A new study out of the University Of Queensland attempts to explain how paradox-free time travel may be possible.
Undergraduate student Germain Tobar, alongside physicist Dr. Fabio Costa, did the math. Their goal was to find a possible solution to the so-called “grandfather paradox” — if someone traveled back in time and murdered his or her grandfather, that would prevent the time travel from having ever taken place, thus the paradox.
However, according to their study, they may have found a hypothetical scenario in which you could time travel, and even meet yourself, without causing any kind of paradox or disturbance to the timeline.
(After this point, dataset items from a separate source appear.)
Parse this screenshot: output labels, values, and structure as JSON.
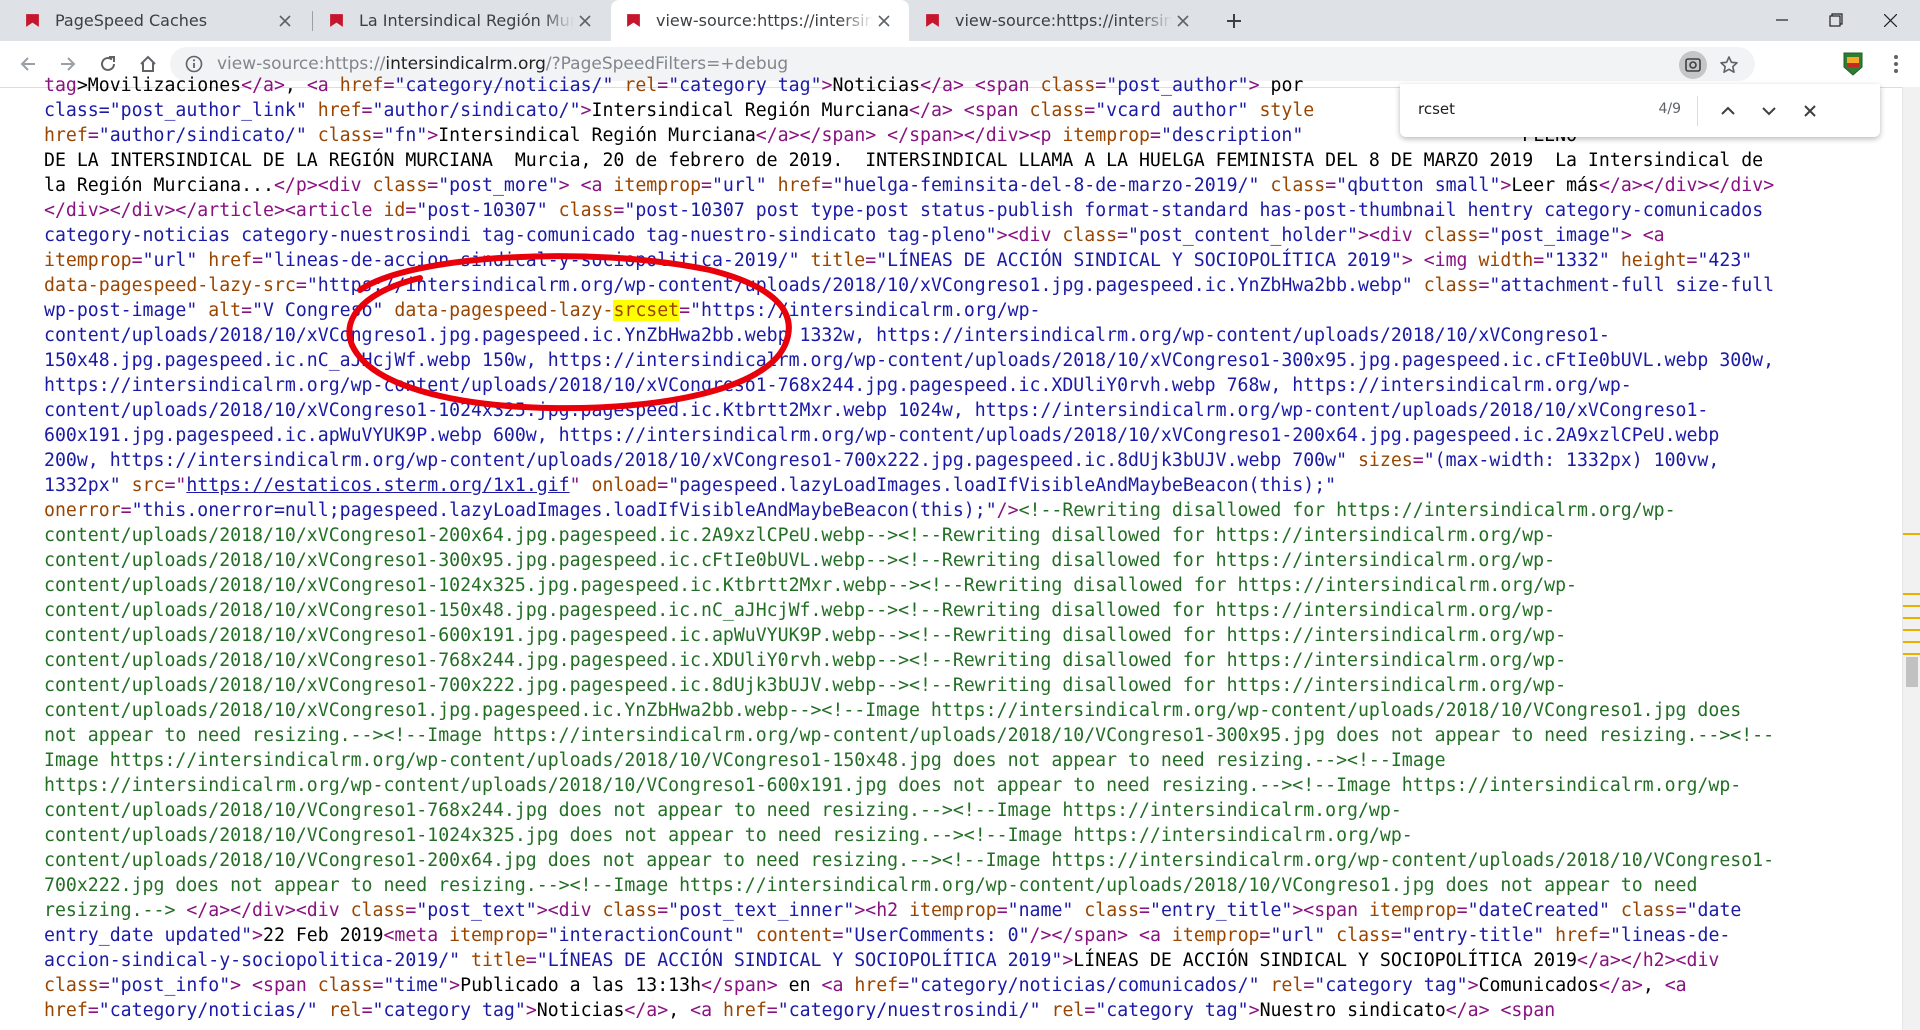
{
  "tabs": [
    {
      "title": "PageSpeed Caches",
      "active": false
    },
    {
      "title": "La Intersindical Región Murciana",
      "active": false
    },
    {
      "title": "view-source:https://intersindicalrm.org/?PageSpeedFilters=+debug",
      "active": true
    },
    {
      "title": "view-source:https://intersindicalrm.org/",
      "active": false
    }
  ],
  "omnibox": {
    "scheme": "view-source:https://",
    "host": "intersindicalrm.org",
    "path": "/?PageSpeedFilters=+debug"
  },
  "find": {
    "query": "rcset",
    "count": "4/9"
  },
  "colors": {
    "tag": "#881280",
    "attr": "#994500",
    "value": "#1a1aa6",
    "comment": "#236e25",
    "highlight": "#ffff00",
    "annotation": "#e8000b",
    "favicon": "#c5162e"
  },
  "icons": [
    "favicon",
    "close-icon",
    "plus-icon",
    "minimize-icon",
    "maximize-icon",
    "back-icon",
    "forward-icon",
    "reload-icon",
    "home-icon",
    "info-icon",
    "lens-icon",
    "star-icon",
    "extension-icon",
    "menu-icon",
    "chevron-up-icon",
    "chevron-down-icon"
  ],
  "source_lines": [
    [
      [
        "t",
        "tag"
      ],
      [
        "tx",
        "&gt;Movilizaciones"
      ],
      [
        "t",
        "&lt;/a&gt;"
      ],
      [
        "tx",
        ", "
      ],
      [
        "t",
        "&lt;a "
      ],
      [
        "a",
        "href"
      ],
      [
        "t",
        "="
      ],
      [
        "v",
        "\"category/noticias/\""
      ],
      [
        "a",
        " rel"
      ],
      [
        "t",
        "="
      ],
      [
        "v",
        "\"category tag\""
      ],
      [
        "t",
        "&gt;"
      ],
      [
        "tx",
        "Noticias"
      ],
      [
        "t",
        "&lt;/a&gt; &lt;span "
      ],
      [
        "a",
        "class"
      ],
      [
        "t",
        "="
      ],
      [
        "v",
        "\"post_author\""
      ],
      [
        "t",
        "&gt; "
      ],
      [
        "tx",
        "por"
      ]
    ],
    [
      [
        "v",
        "class=\"post_author_link\""
      ],
      [
        "a",
        " href"
      ],
      [
        "t",
        "="
      ],
      [
        "v",
        "\"author/sindicato/\""
      ],
      [
        "t",
        "&gt;"
      ],
      [
        "tx",
        "Intersindical Región Murciana"
      ],
      [
        "t",
        "&lt;/a&gt; &lt;span "
      ],
      [
        "a",
        "class"
      ],
      [
        "t",
        "="
      ],
      [
        "v",
        "\"vcard author\""
      ],
      [
        "a",
        " style"
      ]
    ],
    [
      [
        "a",
        "href"
      ],
      [
        "t",
        "="
      ],
      [
        "v",
        "\"author/sindicato/\""
      ],
      [
        "a",
        " class"
      ],
      [
        "t",
        "="
      ],
      [
        "v",
        "\"fn\""
      ],
      [
        "t",
        "&gt;"
      ],
      [
        "tx",
        "Intersindical Región Murciana"
      ],
      [
        "t",
        "&lt;/a&gt;&lt;/span&gt; &lt;/span&gt;&lt;/div&gt;&lt;p "
      ],
      [
        "a",
        "itemprop"
      ],
      [
        "t",
        "="
      ],
      [
        "v",
        "\"description\""
      ],
      [
        "tx",
        "                    PLENO"
      ]
    ],
    [
      [
        "tx",
        "DE LA INTERSINDICAL DE LA REGIÓN MURCIANA  Murcia, 20 de febrero de 2019.  INTERSINDICAL LLAMA A LA HUELGA FEMINISTA DEL 8 DE MARZO 2019  La Intersindical de"
      ]
    ],
    [
      [
        "tx",
        "la Región Murciana..."
      ],
      [
        "t",
        "&lt;/p&gt;&lt;div "
      ],
      [
        "a",
        "class"
      ],
      [
        "t",
        "="
      ],
      [
        "v",
        "\"post_more\""
      ],
      [
        "t",
        "&gt; &lt;a "
      ],
      [
        "a",
        "itemprop"
      ],
      [
        "t",
        "="
      ],
      [
        "v",
        "\"url\""
      ],
      [
        "a",
        " href"
      ],
      [
        "t",
        "="
      ],
      [
        "v",
        "\"huelga-feminsita-del-8-de-marzo-2019/\""
      ],
      [
        "a",
        " class"
      ],
      [
        "t",
        "="
      ],
      [
        "v",
        "\"qbutton small\""
      ],
      [
        "t",
        "&gt;"
      ],
      [
        "tx",
        "Leer más"
      ],
      [
        "t",
        "&lt;/a&gt;&lt;/div&gt;&lt;/div&gt;"
      ]
    ],
    [
      [
        "t",
        "&lt;/div&gt;&lt;/div&gt;&lt;/article&gt;&lt;article "
      ],
      [
        "a",
        "id"
      ],
      [
        "t",
        "="
      ],
      [
        "v",
        "\"post-10307\""
      ],
      [
        "a",
        " class"
      ],
      [
        "t",
        "="
      ],
      [
        "v",
        "\"post-10307 post type-post status-publish format-standard has-post-thumbnail hentry category-comunicados"
      ]
    ],
    [
      [
        "v",
        "category-noticias category-nuestrosindi tag-comunicado tag-nuestro-sindicato tag-pleno\""
      ],
      [
        "t",
        "&gt;&lt;div "
      ],
      [
        "a",
        "class"
      ],
      [
        "t",
        "="
      ],
      [
        "v",
        "\"post_content_holder\""
      ],
      [
        "t",
        "&gt;&lt;div "
      ],
      [
        "a",
        "class"
      ],
      [
        "t",
        "="
      ],
      [
        "v",
        "\"post_image\""
      ],
      [
        "t",
        "&gt; &lt;a"
      ]
    ],
    [
      [
        "a",
        "itemprop"
      ],
      [
        "t",
        "="
      ],
      [
        "v",
        "\"url\""
      ],
      [
        "a",
        " href"
      ],
      [
        "t",
        "="
      ],
      [
        "v",
        "\"lineas-de-accion-sindical-y-sociopolitica-2019/\""
      ],
      [
        "a",
        " title"
      ],
      [
        "t",
        "="
      ],
      [
        "v",
        "\"LÍNEAS DE ACCIÓN SINDICAL Y SOCIOPOLÍTICA 2019\""
      ],
      [
        "t",
        "&gt; &lt;img "
      ],
      [
        "a",
        "width"
      ],
      [
        "t",
        "="
      ],
      [
        "v",
        "\"1332\""
      ],
      [
        "a",
        " height"
      ],
      [
        "t",
        "="
      ],
      [
        "v",
        "\"423\""
      ]
    ],
    [
      [
        "a",
        "data-pagespeed-lazy-src"
      ],
      [
        "t",
        "="
      ],
      [
        "v",
        "\"https://intersindicalrm.org/wp-content/uploads/2018/10/xVCongreso1.jpg.pagespeed.ic.YnZbHwa2bb.webp\""
      ],
      [
        "a",
        " class"
      ],
      [
        "t",
        "="
      ],
      [
        "v",
        "\"attachment-full size-full"
      ]
    ],
    [
      [
        "v",
        "wp-post-image\""
      ],
      [
        "a",
        " alt"
      ],
      [
        "t",
        "="
      ],
      [
        "v",
        "\"V Congreso\""
      ],
      [
        "a",
        " data-pagespeed-lazy-"
      ],
      [
        "hla",
        "srcset"
      ],
      [
        "t",
        "="
      ],
      [
        "v",
        "\"https://intersindicalrm.org/wp-"
      ]
    ],
    [
      [
        "v",
        "content/uploads/2018/10/xVCongreso1.jpg.pagespeed.ic.YnZbHwa2bb.webp 1332w, https://intersindicalrm.org/wp-content/uploads/2018/10/xVCongreso1-"
      ]
    ],
    [
      [
        "v",
        "150x48.jpg.pagespeed.ic.nC_aJHcjWf.webp 150w, https://intersindicalrm.org/wp-content/uploads/2018/10/xVCongreso1-300x95.jpg.pagespeed.ic.cFtIe0bUVL.webp 300w,"
      ]
    ],
    [
      [
        "v",
        "https://intersindicalrm.org/wp-content/uploads/2018/10/xVCongreso1-768x244.jpg.pagespeed.ic.XDUliY0rvh.webp 768w, https://intersindicalrm.org/wp-"
      ]
    ],
    [
      [
        "v",
        "content/uploads/2018/10/xVCongreso1-1024x325.jpg.pagespeed.ic.Ktbrtt2Mxr.webp 1024w, https://intersindicalrm.org/wp-content/uploads/2018/10/xVCongreso1-"
      ]
    ],
    [
      [
        "v",
        "600x191.jpg.pagespeed.ic.apWuVYUK9P.webp 600w, https://intersindicalrm.org/wp-content/uploads/2018/10/xVCongreso1-200x64.jpg.pagespeed.ic.2A9xzlCPeU.webp"
      ]
    ],
    [
      [
        "v",
        "200w, https://intersindicalrm.org/wp-content/uploads/2018/10/xVCongreso1-700x222.jpg.pagespeed.ic.8dUjk3bUJV.webp 700w\""
      ],
      [
        "a",
        " sizes"
      ],
      [
        "t",
        "="
      ],
      [
        "v",
        "\"(max-width: 1332px) 100vw,"
      ]
    ],
    [
      [
        "v",
        "1332px\""
      ],
      [
        "a",
        " src"
      ],
      [
        "t",
        "=\""
      ],
      [
        "lk",
        "https://estaticos.sterm.org/1x1.gif"
      ],
      [
        "t",
        "\""
      ],
      [
        "a",
        " onload"
      ],
      [
        "t",
        "="
      ],
      [
        "v",
        "\"pagespeed.lazyLoadImages.loadIfVisibleAndMaybeBeacon(this);\""
      ]
    ],
    [
      [
        "a",
        "onerror"
      ],
      [
        "t",
        "="
      ],
      [
        "v",
        "\"this.onerror=null;pagespeed.lazyLoadImages.loadIfVisibleAndMaybeBeacon(this);\""
      ],
      [
        "t",
        "/&gt;"
      ],
      [
        "c",
        "&lt;!--Rewriting disallowed for https://intersindicalrm.org/wp-"
      ]
    ],
    [
      [
        "c",
        "content/uploads/2018/10/xVCongreso1-200x64.jpg.pagespeed.ic.2A9xzlCPeU.webp--&gt;&lt;!--Rewriting disallowed for https://intersindicalrm.org/wp-"
      ]
    ],
    [
      [
        "c",
        "content/uploads/2018/10/xVCongreso1-300x95.jpg.pagespeed.ic.cFtIe0bUVL.webp--&gt;&lt;!--Rewriting disallowed for https://intersindicalrm.org/wp-"
      ]
    ],
    [
      [
        "c",
        "content/uploads/2018/10/xVCongreso1-1024x325.jpg.pagespeed.ic.Ktbrtt2Mxr.webp--&gt;&lt;!--Rewriting disallowed for https://intersindicalrm.org/wp-"
      ]
    ],
    [
      [
        "c",
        "content/uploads/2018/10/xVCongreso1-150x48.jpg.pagespeed.ic.nC_aJHcjWf.webp--&gt;&lt;!--Rewriting disallowed for https://intersindicalrm.org/wp-"
      ]
    ],
    [
      [
        "c",
        "content/uploads/2018/10/xVCongreso1-600x191.jpg.pagespeed.ic.apWuVYUK9P.webp--&gt;&lt;!--Rewriting disallowed for https://intersindicalrm.org/wp-"
      ]
    ],
    [
      [
        "c",
        "content/uploads/2018/10/xVCongreso1-768x244.jpg.pagespeed.ic.XDUliY0rvh.webp--&gt;&lt;!--Rewriting disallowed for https://intersindicalrm.org/wp-"
      ]
    ],
    [
      [
        "c",
        "content/uploads/2018/10/xVCongreso1-700x222.jpg.pagespeed.ic.8dUjk3bUJV.webp--&gt;&lt;!--Rewriting disallowed for https://intersindicalrm.org/wp-"
      ]
    ],
    [
      [
        "c",
        "content/uploads/2018/10/xVCongreso1.jpg.pagespeed.ic.YnZbHwa2bb.webp--&gt;&lt;!--Image https://intersindicalrm.org/wp-content/uploads/2018/10/VCongreso1.jpg does"
      ]
    ],
    [
      [
        "c",
        "not appear to need resizing.--&gt;&lt;!--Image https://intersindicalrm.org/wp-content/uploads/2018/10/VCongreso1-300x95.jpg does not appear to need resizing.--&gt;&lt;!--"
      ]
    ],
    [
      [
        "c",
        "Image https://intersindicalrm.org/wp-content/uploads/2018/10/VCongreso1-150x48.jpg does not appear to need resizing.--&gt;&lt;!--Image"
      ]
    ],
    [
      [
        "c",
        "https://intersindicalrm.org/wp-content/uploads/2018/10/VCongreso1-600x191.jpg does not appear to need resizing.--&gt;&lt;!--Image https://intersindicalrm.org/wp-"
      ]
    ],
    [
      [
        "c",
        "content/uploads/2018/10/VCongreso1-768x244.jpg does not appear to need resizing.--&gt;&lt;!--Image https://intersindicalrm.org/wp-"
      ]
    ],
    [
      [
        "c",
        "content/uploads/2018/10/VCongreso1-1024x325.jpg does not appear to need resizing.--&gt;&lt;!--Image https://intersindicalrm.org/wp-"
      ]
    ],
    [
      [
        "c",
        "content/uploads/2018/10/VCongreso1-200x64.jpg does not appear to need resizing.--&gt;&lt;!--Image https://intersindicalrm.org/wp-content/uploads/2018/10/VCongreso1-"
      ]
    ],
    [
      [
        "c",
        "700x222.jpg does not appear to need resizing.--&gt;&lt;!--Image https://intersindicalrm.org/wp-content/uploads/2018/10/VCongreso1.jpg does not appear to need"
      ]
    ],
    [
      [
        "c",
        "resizing.--&gt;"
      ],
      [
        "t",
        " &lt;/a&gt;&lt;/div&gt;&lt;div "
      ],
      [
        "a",
        "class"
      ],
      [
        "t",
        "="
      ],
      [
        "v",
        "\"post_text\""
      ],
      [
        "t",
        "&gt;&lt;div "
      ],
      [
        "a",
        "class"
      ],
      [
        "t",
        "="
      ],
      [
        "v",
        "\"post_text_inner\""
      ],
      [
        "t",
        "&gt;&lt;h2 "
      ],
      [
        "a",
        "itemprop"
      ],
      [
        "t",
        "="
      ],
      [
        "v",
        "\"name\""
      ],
      [
        "a",
        " class"
      ],
      [
        "t",
        "="
      ],
      [
        "v",
        "\"entry_title\""
      ],
      [
        "t",
        "&gt;&lt;span "
      ],
      [
        "a",
        "itemprop"
      ],
      [
        "t",
        "="
      ],
      [
        "v",
        "\"dateCreated\""
      ],
      [
        "a",
        " class"
      ],
      [
        "t",
        "="
      ],
      [
        "v",
        "\"date"
      ]
    ],
    [
      [
        "v",
        "entry_date updated\""
      ],
      [
        "t",
        "&gt;"
      ],
      [
        "tx",
        "22 Feb 2019"
      ],
      [
        "t",
        "&lt;meta "
      ],
      [
        "a",
        "itemprop"
      ],
      [
        "t",
        "="
      ],
      [
        "v",
        "\"interactionCount\""
      ],
      [
        "a",
        " content"
      ],
      [
        "t",
        "="
      ],
      [
        "v",
        "\"UserComments: 0\""
      ],
      [
        "t",
        "/&gt;&lt;/span&gt; &lt;a "
      ],
      [
        "a",
        "itemprop"
      ],
      [
        "t",
        "="
      ],
      [
        "v",
        "\"url\""
      ],
      [
        "a",
        " class"
      ],
      [
        "t",
        "="
      ],
      [
        "v",
        "\"entry-title\""
      ],
      [
        "a",
        " href"
      ],
      [
        "t",
        "="
      ],
      [
        "v",
        "\"lineas-de-"
      ]
    ],
    [
      [
        "v",
        "accion-sindical-y-sociopolitica-2019/\""
      ],
      [
        "a",
        " title"
      ],
      [
        "t",
        "="
      ],
      [
        "v",
        "\"LÍNEAS DE ACCIÓN SINDICAL Y SOCIOPOLÍTICA 2019\""
      ],
      [
        "t",
        "&gt;"
      ],
      [
        "tx",
        "LÍNEAS DE ACCIÓN SINDICAL Y SOCIOPOLÍTICA 2019"
      ],
      [
        "t",
        "&lt;/a&gt;&lt;/h2&gt;&lt;div"
      ]
    ],
    [
      [
        "a",
        "class"
      ],
      [
        "t",
        "="
      ],
      [
        "v",
        "\"post_info\""
      ],
      [
        "t",
        "&gt; &lt;span "
      ],
      [
        "a",
        "class"
      ],
      [
        "t",
        "="
      ],
      [
        "v",
        "\"time\""
      ],
      [
        "t",
        "&gt;"
      ],
      [
        "tx",
        "Publicado a las 13:13h"
      ],
      [
        "t",
        "&lt;/span&gt;"
      ],
      [
        "tx",
        " en "
      ],
      [
        "t",
        "&lt;a "
      ],
      [
        "a",
        "href"
      ],
      [
        "t",
        "="
      ],
      [
        "v",
        "\"category/noticias/comunicados/\""
      ],
      [
        "a",
        " rel"
      ],
      [
        "t",
        "="
      ],
      [
        "v",
        "\"category tag\""
      ],
      [
        "t",
        "&gt;"
      ],
      [
        "tx",
        "Comunicados"
      ],
      [
        "t",
        "&lt;/a&gt;"
      ],
      [
        "tx",
        ", "
      ],
      [
        "t",
        "&lt;a"
      ]
    ],
    [
      [
        "a",
        "href"
      ],
      [
        "t",
        "="
      ],
      [
        "v",
        "\"category/noticias/\""
      ],
      [
        "a",
        " rel"
      ],
      [
        "t",
        "="
      ],
      [
        "v",
        "\"category tag\""
      ],
      [
        "t",
        "&gt;"
      ],
      [
        "tx",
        "Noticias"
      ],
      [
        "t",
        "&lt;/a&gt;"
      ],
      [
        "tx",
        ", "
      ],
      [
        "t",
        "&lt;a "
      ],
      [
        "a",
        "href"
      ],
      [
        "t",
        "="
      ],
      [
        "v",
        "\"category/nuestrosindi/\""
      ],
      [
        "a",
        " rel"
      ],
      [
        "t",
        "="
      ],
      [
        "v",
        "\"category tag\""
      ],
      [
        "t",
        "&gt;"
      ],
      [
        "tx",
        "Nuestro sindicato"
      ],
      [
        "t",
        "&lt;/a&gt; &lt;span"
      ]
    ]
  ]
}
“Some physicists say [time travel] is possible, but logically it’s hard to accept because that would affect our freedom to make any arbitrary action. It would mean you can time travel, but you cannot do anything that would cause a paradox to occur. However the researchers say their work shows that neither of these conditions have to be the case, and it is possible for events to adjust themselves to be logically consistent with any action that the time traveller makes.”
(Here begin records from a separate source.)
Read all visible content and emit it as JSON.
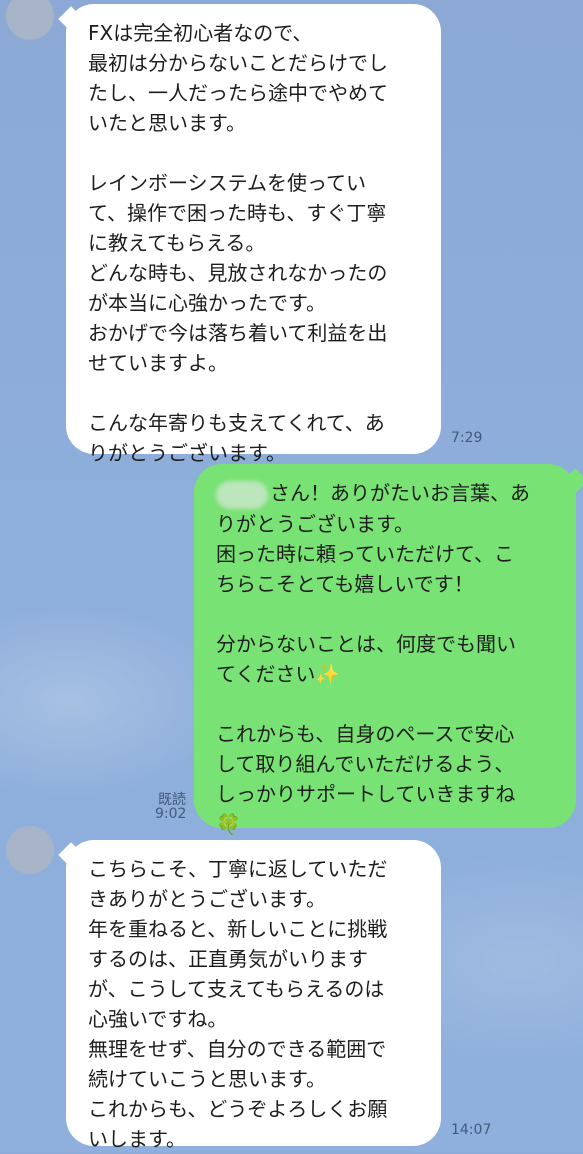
{
  "messages": [
    {
      "lines": [
        "FXは完全初心者なので、",
        "最初は分からないことだらけでし",
        "たし、一人だったら途中でやめて",
        "いたと思います。",
        "",
        "レインボーシステムを使ってい",
        "て、操作で困った時も、すぐ丁寧",
        "に教えてもらえる。",
        "どんな時も、見放されなかったの",
        "が本当に心強かったです。",
        "おかげで今は落ち着いて利益を出",
        "せていますよ。",
        "",
        "こんな年寄りも支えてくれて、あ",
        "りがとうございます。"
      ],
      "time": "7:29"
    },
    {
      "first_line_suffix": "さん！ありがたいお言葉、あ",
      "lines": [
        "りがとうございます。",
        "困った時に頼っていただけて、こ",
        "ちらこそとても嬉しいです！",
        "",
        "分からないことは、何度でも聞い",
        "てください",
        "",
        "これからも、自身のペースで安心",
        "して取り組んでいただけるよう、",
        "しっかりサポートしていきますね"
      ],
      "sparkle": "✨",
      "clover": "🍀",
      "read": "既読",
      "time": "9:02"
    },
    {
      "lines": [
        "こちらこそ、丁寧に返していただ",
        "きありがとうございます。",
        "年を重ねると、新しいことに挑戦",
        "するのは、正直勇気がいります",
        "が、こうして支えてもらえるのは",
        "心強いですね。",
        "無理をせず、自分のできる範囲で",
        "続けていこうと思います。",
        "これからも、どうぞよろしくお願",
        "いします。"
      ],
      "time": "14:07"
    }
  ]
}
Their idea suggests that, if one variable in the timeline is changed, another variable will simply swoop in to take its place, continuing (or “recalibrating” as Tobar says) the timeline along the exact same path. The universe, in this way, is “self-correcting.”
From a science fiction standpoint, this sort of idea isn’t particularly new. But seeing the math laid out and a possible explanation for why this might (hypothetically) be the case in the real world is pretty interesting.
Just off the top of my head, the 2002 adaptation of The Time Machine shows this kind of “universal recalibration” at work. The time traveler tries desperately to save his fiance from dying. In the original timeline, she dies after a mugging. In an altered timeline, when the traveler attempts to save her, she’s run over by a carriage. “I could come back a thousand times, see her die a thousand ways,” the traveler says. The variables change to compensate for the existence of the time traveler.
At least, that’s a fantastical rendition of a similar idea.
“…when multiple local regions communicate with each other in the presence of [closed time-like curves], there is a broad range of communication scenarios which still allow freedom of choice for observers in each region without the development of a logical inconsistency such as a grandfather paradox.”
You can read the full paper, titled “Reversible dynamics with closed time-like curves and freedom of choice,” right over here. It’s much more technical than the press release lets on, which elevates it above the usual time travel speculation.
Now, dipping into ye olde John Titor file (I can’t help it), what did he have to say about paradoxes?
“…the reason there are no paradoxes is because the universe doesn’t care how we react to its handy-work. In a Universe made up of infinite worldliness (super universe), everything is possible and has a 100% probability, therefore…no paradoxes.”
The universe doesn’t care. There’s a certain elegance to that.